The rest is history. SOHO sued and the parties waged a seesaw battle in the courts for the next several years. During that time, the project remained stalled and costs steadily escalated. Although the city and the Jacobs committee eventually prevailed on the legalities, political and economic realities effectively killed the project. One element survived, though, when Mayor Bob Filner removed parking from the plaza and made it a pedestrian space.
Suppose the City Council had allowed the mediation to run its course. Would the parties have arrived at a settlement? Regrettably, we’ll never know. But we do know, from experience, that mediation often leads conflicting interests to find mutually acceptable resolutions.
This is important, and becomes more important all the time, because of the seemingly endless flow of land use conflicts in the San Diego region — conflicts over large land development projects such as Newland Sierra in North County, over public projects such as redevelopment of the Mission Valley stadium site, over policy documents such as the county’s Climate Action Plan and over efforts to change local communities like the Morena Corridor Specific Plan. Every one of these has been through heated regulatory proceedings, and all either are in litigation or can expect to be shortly. Not one has been the subject of mediation.

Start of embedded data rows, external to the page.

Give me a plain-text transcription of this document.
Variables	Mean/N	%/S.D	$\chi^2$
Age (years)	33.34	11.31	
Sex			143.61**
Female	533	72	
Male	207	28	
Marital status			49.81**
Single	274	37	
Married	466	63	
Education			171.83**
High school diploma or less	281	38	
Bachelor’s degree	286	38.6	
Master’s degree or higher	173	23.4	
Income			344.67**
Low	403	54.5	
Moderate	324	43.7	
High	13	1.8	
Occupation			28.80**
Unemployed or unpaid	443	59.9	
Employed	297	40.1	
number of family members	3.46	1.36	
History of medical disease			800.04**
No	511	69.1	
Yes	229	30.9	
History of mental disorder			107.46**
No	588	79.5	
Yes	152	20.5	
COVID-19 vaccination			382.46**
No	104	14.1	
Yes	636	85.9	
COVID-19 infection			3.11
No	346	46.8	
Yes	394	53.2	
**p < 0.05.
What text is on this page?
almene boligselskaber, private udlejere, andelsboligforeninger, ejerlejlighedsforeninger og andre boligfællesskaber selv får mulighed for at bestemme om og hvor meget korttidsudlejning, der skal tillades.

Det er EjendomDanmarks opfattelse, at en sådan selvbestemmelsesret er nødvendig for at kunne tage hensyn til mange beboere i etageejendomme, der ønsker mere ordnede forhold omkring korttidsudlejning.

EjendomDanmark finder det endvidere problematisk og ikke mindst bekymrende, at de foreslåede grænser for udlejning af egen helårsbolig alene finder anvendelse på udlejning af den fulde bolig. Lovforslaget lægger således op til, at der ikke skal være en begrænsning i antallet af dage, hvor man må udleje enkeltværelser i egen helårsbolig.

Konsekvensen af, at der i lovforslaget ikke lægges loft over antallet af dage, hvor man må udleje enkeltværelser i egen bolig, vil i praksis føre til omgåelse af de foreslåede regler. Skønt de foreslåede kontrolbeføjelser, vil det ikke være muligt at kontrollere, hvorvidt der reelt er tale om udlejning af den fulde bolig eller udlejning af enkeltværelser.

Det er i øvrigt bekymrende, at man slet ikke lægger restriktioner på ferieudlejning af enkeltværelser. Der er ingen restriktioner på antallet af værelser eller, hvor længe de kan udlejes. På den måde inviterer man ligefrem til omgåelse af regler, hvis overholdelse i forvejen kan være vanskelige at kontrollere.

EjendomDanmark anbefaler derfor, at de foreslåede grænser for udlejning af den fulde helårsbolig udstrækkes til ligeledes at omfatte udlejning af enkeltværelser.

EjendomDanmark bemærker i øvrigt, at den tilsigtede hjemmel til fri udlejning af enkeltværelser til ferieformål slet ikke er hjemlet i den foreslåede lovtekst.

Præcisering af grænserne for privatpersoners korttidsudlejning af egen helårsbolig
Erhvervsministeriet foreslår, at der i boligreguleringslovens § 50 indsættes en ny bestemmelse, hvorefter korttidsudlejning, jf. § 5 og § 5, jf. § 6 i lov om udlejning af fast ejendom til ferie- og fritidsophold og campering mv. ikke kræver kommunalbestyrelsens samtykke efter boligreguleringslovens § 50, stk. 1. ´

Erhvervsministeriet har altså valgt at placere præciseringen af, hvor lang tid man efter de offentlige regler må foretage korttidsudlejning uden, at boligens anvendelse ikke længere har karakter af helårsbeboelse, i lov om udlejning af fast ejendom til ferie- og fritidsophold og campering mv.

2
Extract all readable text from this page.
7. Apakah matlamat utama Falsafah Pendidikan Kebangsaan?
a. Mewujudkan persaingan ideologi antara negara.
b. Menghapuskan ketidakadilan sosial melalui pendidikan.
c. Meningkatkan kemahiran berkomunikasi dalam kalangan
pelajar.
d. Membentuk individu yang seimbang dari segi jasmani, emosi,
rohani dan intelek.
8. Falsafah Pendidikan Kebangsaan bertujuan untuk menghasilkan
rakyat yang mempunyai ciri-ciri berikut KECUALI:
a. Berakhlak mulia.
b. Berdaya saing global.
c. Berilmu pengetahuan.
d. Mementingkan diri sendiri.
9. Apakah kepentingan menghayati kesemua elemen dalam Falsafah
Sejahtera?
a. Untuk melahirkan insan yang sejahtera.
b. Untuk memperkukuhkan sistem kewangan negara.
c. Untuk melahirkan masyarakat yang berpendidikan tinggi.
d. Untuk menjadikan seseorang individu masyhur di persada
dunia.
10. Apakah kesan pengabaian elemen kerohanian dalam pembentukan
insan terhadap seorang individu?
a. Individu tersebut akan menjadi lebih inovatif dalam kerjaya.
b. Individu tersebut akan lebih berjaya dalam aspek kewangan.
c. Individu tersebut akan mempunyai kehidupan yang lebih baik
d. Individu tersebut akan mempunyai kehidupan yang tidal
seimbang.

The primary virtue of mediation is that the parties voluntarily meet and seek compromise, with the aid of a neutral, trained mediator. Parties’ attorneys may be present, but not necessarily. The mediator does not act as a fact-finder or judge, but rather uses well-established techniques to move the parties toward consensus by emphasizing the exchange of information and by identifying the parties’ most important underlying interests. Unlike an outcome imposed by a legislative body or a court, which tends to be an all-or-nothing result, the parties in mediation can craft a settlement of their own design. It may involve elements that cannot even be raised in more formal proceedings. The process is sufficiently flexible that it can be tailored to fit the needs of individual disputes, including bringing in other interested parties to add their perspectives. And, if no agreement is reached, the parties may still seek relief through legislative or judicial processes, having not given away any of those options.
Sometimes, the parties resolve only portions of their dispute, but this has value in narrowing the conflict and typically improving the parties’ relationship. Mediation of complex issues may take days, weeks or months, but the cost is relatively minimal and the rate of success and satisfaction is far greater than with the alternatives. Mediation is more likely to succeed if it commences early in a conflict, before positions harden and the parties become invested in other strategies.
With the number and intensity of land use and environmental conflicts escalating, we need to consider this alternative. Otherwise, we are destined to continue living out Albert Einstein’s definition of insanity — doing the same thing over and over, and expecting different results.
Cary Lowe is a land use attorney and planner who served as mediator in the Plaza de Panama dispute.